There was no change in the status of respect for religious freedom during the period covered by this report, and government policy continued to contribute to the generally free practice of religion. The Evangelical Lutheran Church is the state church and enjoys some privileges not available to other faiths.

The generally amicable relationship among religions in society contributed to religious freedom.

The U.S. and Danish Governments discuss religious freedom issues in the context of their overall dialog and policy of promoting human rights.

Section I. Religious Demography

The country has a total area of 16,640 square miles and its population is approximately 5.3 million. Over 86 percent of the population adheres to the Evangelical Lutheran Church; it is the only church that receives government funds. Other religious organizations represent approximately 5 percent of the population, with Muslims, the next largest group, accounting for 2 percent of the population. The remaining 9 percent of the citizens are without a religion.

There are missionaries operating within the country, including representatives of the Church of Jesus Christ of Latter-day Saints (Mormons) and Jehovah's Witnesses; however, there is no detailed information available on missionary activity.

Section II. Status of Religious Freedom

Legal/Policy Framework

The Constitution provides for freedom of religion, and the Government generally respects this right in practice. The Government at all levels generally protects this right in full and does not tolerate its abuse, either by governmental or private actors.

There is an official state religion. The Constitution stipulates that the Evangelical Lutheran Church is the national church, and it is subsidized by the Government. However, no individual can be compelled to pay tax or provide financial support to the national church or any other religious organization. By 1969, 11 other religious organizations had official recognition by royal decree (essentially the State's permission for a religious organization to perform religious ceremonies; for example, weddings, which have civil validity).

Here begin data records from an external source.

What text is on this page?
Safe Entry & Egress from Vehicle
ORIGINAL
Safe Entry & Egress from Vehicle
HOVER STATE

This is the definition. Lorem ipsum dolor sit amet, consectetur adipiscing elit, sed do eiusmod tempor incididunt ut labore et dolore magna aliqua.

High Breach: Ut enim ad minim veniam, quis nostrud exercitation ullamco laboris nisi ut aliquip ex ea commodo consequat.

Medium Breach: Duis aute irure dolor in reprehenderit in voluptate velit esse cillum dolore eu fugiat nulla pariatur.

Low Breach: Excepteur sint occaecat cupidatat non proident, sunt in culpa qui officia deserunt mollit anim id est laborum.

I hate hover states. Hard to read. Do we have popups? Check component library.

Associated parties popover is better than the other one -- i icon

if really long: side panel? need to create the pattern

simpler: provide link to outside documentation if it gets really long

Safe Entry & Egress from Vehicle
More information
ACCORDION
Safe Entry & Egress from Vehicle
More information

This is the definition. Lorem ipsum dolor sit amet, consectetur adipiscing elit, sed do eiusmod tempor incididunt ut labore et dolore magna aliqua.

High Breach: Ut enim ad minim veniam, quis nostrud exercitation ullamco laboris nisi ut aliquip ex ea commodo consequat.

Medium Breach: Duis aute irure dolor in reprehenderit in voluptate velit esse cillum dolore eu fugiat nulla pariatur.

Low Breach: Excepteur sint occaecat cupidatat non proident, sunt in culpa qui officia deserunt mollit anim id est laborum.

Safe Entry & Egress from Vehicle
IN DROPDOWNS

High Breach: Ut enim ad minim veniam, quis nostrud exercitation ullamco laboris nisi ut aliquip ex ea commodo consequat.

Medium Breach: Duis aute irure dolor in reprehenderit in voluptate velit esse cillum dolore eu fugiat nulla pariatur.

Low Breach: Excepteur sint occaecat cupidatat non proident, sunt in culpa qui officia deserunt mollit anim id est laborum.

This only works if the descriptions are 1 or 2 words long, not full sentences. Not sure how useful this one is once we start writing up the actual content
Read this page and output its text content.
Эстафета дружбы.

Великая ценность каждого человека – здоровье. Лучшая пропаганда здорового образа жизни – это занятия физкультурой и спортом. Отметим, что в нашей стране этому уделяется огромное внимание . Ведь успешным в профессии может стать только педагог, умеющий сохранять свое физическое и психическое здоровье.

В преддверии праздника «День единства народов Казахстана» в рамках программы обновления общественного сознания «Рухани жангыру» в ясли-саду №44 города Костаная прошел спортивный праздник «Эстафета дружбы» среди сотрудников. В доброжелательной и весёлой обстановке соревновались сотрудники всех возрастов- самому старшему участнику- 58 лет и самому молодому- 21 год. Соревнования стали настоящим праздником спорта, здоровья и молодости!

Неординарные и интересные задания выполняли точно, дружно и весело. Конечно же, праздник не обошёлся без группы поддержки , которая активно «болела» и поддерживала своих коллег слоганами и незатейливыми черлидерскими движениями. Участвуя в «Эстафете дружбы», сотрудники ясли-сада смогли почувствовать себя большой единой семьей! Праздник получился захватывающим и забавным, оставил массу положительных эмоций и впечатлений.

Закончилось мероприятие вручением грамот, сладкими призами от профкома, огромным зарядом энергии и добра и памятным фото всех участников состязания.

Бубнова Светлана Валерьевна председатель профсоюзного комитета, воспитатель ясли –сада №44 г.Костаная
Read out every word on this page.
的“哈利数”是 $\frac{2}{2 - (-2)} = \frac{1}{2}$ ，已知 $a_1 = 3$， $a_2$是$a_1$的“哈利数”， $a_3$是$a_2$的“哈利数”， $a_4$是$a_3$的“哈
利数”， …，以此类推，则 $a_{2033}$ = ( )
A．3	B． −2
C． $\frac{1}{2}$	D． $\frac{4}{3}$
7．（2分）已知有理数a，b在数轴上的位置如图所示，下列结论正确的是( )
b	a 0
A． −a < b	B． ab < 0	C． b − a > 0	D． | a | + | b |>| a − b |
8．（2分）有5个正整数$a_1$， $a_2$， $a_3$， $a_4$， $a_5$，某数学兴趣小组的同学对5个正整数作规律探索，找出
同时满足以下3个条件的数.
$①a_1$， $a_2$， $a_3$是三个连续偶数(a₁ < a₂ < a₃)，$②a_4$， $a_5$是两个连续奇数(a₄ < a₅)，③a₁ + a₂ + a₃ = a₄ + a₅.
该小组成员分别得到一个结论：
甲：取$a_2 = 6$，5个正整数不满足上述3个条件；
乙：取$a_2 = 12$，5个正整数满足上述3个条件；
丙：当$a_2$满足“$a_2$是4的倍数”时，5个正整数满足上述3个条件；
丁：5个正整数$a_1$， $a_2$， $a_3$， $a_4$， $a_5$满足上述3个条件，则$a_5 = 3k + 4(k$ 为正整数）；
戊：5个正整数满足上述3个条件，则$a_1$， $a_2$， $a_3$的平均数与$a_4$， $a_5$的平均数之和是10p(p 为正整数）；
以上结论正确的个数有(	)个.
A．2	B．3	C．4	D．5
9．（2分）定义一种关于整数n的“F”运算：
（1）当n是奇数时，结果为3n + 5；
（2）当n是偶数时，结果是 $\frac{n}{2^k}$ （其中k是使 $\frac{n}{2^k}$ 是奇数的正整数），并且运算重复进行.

Since the implementation of the 1969 Marriage Act, the Ministry of Ecclesiastical Affairs has granted permission to clergy of 60 additional, nonrecognized religious organizations to perform marriages. The Marriage Act permits weddings to be performed "within other religious organizations," provided that one of the parties to the marriage belongs to the organization, and the organization has clergy that have been granted permission to perform marriage by the Ministry of Ecclesiastical Affairs. Thus, religious organizations no longer need to obtain "recognition" since "approval" is given when the Ministry grants permission to perform weddings to specific religious organizations. Both recognized and approved religions enjoy certain tax exemptions. The approval process is not complicated or protracted.

In February 1998, the Government appointed an independent four-member council to prepare guidelines and principles for official approval of religious organizations. The government statement accompanying the action noted that the step was taken due to the growing number of applications in recent years for official approval as a religious organization.

In March 1999, the Council published guidelines for future approval of religious organizations. These guidelines are linked to the 1969 Marriage Act. They established clear requirements that religious organizations must fulfill, including providing the following: A written text of the religion's central traditions; descriptions of its most important rituals; an organizational structure accessible for public control and approval; and constitutionally elected representatives who can be held responsible by authorities. Additionally, the organization must "not teach or perform actions inconsistent with public morality or order."

Scientologists continue to seek official approval as a religious organization. Their first application for approval was made in the early 1980's and rejected; the second application was made in mid-1997 and withdrawn in early 1998. The second application was resubmitted in 1999 and withdrawn again in early 2000, shortly before a decision by the Government was expected. In withdrawing the application, the Church of Scientology asked the Ministry of Ecclesiastical Affairs for additional time to respond to reports about Scientology that had appeared in the media. In January 2001, Scientology officials reported that their lawyers were preparing to resubmit their application in the summer of 2001.

There are no restrictions on proselytizing so long as proselytizers obey the law and do not act inconsistently with public morality or order. All schools, including religious schools, receive government financial support. While the Evangelical Lutheran faith is taught in the public schools, a student may withdraw from religious classes with parental consent.

Restrictions on Religious Freedom

In November 2000, Prime Minister Poul Nyrup Rasmussen publicy criticized the practice of Muslim workers taking four "prayer breaks" during the workday. However, his comments were rejected widely, including by members of his own party, the Social Democrats. It generally was agreed that "prayer breaks" are not a problem in the workplace, and the Prime Minister publicly apologized on December 19.

There were no reports of religious prisoners or detainees.

Forced Religious Conversion

There were no reports of forced religious conversion, including of minor U.S. citizens who had been abducted or illegally removed from the United States, or of the Government's refusal to allow such citizens to be returned to the United States.

Improvements and Positive Developments in Respect for Religious Freedom

After several years of searching for an appropriate site, the Muslim community has identified a piece of land in Broendbyoester in which they would like to build the country's first Muslim cemetery. The Muslim community is also attempting to identify a site and funding for building a full-scale mosque in the country.

Section III. Societal Attitudes

The country has a long history of welcoming religious minorities and affording them equal treatment. There are generally amicable relations between religious groups, although the recent influx of a substantial Muslim population has resulted in some tension with the majority population of adherents of the Evangelical Lutheran Church. Minority group unemployment tends to be higher, and allegations of discrimination on the basis of religion sometimes are raised. However, it is difficult to separate religious differences from differences in language and ethnicity, and the latter may be at least as important in explaining unequal access to well-paying jobs and social advancement. There are no significant ecumenical movements that promote greater mutual understanding and religious tolerance.

Scientology officials complain of unfair treatment by the press, particularly in its extensive coverage of the church in the months preceding the anticipated government decision of the Scientologists' application for recognition as a religious organization (see Section II).

Section IV. U.S. Government Policy

The U.S. and Danish Governments discuss religious freedom issues in the context of their overall dialog and policy of promoting human rights.